Shortly after operators of The Rock Sports Complex announced the downhill mountain bike trails would open on June 15, the Business Journal reported that the Village of Greendale is preparing a lawsuit over the trails sculpted on the former Crystal Ridge ski area.
Thousands of mountain bikers have been anxious to take the initial plunges down the 250 feet of elevation and explore the first park of its kind in the Midwest. While smaller, and with less elevation, the gravity flow and downhill runs at The Rock promise to replicate the big-mountain experience found at Whistler, Steamboat and a dozen major bike parks in North America.
Michael Zimmerman, a health-care entrepreneur from Franklin, invested more than $1 million in the biking complex, and retrofitted the ski lifts to carry riders and their bikes from the bottom to the top. Zimmerman leased the property from Milwaukee County in September, and included the biking trails in a major renovation that includes a dozen baseball fields.
Sean Ryan, from the Business Journal, details how a portion of the trails cross into Greendale and the permitting issues that may put the mountain biking on hold.

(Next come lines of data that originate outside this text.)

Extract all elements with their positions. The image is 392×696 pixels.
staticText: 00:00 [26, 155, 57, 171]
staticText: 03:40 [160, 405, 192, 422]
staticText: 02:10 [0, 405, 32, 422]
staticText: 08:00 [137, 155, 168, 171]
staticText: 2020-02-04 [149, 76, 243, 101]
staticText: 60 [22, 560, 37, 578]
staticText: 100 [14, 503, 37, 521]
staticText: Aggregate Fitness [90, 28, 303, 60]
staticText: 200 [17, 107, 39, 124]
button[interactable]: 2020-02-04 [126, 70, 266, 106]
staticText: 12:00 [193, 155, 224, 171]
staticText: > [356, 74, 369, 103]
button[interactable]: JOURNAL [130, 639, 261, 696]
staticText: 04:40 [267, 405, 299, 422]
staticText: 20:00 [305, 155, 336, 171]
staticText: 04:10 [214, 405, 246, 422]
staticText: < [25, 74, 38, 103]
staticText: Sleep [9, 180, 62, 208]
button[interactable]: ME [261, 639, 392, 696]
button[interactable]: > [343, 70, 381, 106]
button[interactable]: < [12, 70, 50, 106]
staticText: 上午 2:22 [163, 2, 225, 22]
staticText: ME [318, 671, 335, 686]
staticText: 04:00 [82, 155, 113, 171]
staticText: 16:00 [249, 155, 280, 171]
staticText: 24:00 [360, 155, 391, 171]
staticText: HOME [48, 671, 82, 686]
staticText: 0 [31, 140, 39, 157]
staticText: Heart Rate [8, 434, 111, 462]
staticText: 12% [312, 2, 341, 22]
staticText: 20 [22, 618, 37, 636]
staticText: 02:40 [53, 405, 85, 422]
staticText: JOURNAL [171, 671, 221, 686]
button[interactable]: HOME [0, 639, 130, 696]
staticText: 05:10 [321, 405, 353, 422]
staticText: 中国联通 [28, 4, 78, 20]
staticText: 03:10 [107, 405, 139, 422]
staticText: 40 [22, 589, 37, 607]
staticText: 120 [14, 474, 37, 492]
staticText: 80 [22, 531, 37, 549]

Operators of the Rock reached out for support on its Facebook page: “The crux of the debate is permits on the Bike Park. The Rock is happy to file a permit (or any other paper work) if our land owner (Milwaukee County Parks) feels it’s required. Its a gray area. A lawsuit is overboard in our opinion and would ruin all plans for opening the bike park this year. Given the positive impact of this development to the communities The Rock serves (Greendale especially) we would have expected a conversation on the topic first, not a surprise lawsuit.”
Milwaukee County Executive Chris Abele released a similarly positive statement: “Our attorney’s are working with the Parks Department and representatives from Franklin, Greendale and The Rock Complex to solve this issue. We hope we can all reach an agreement that will avoid going to court and will allow for this exciting project to move forward.”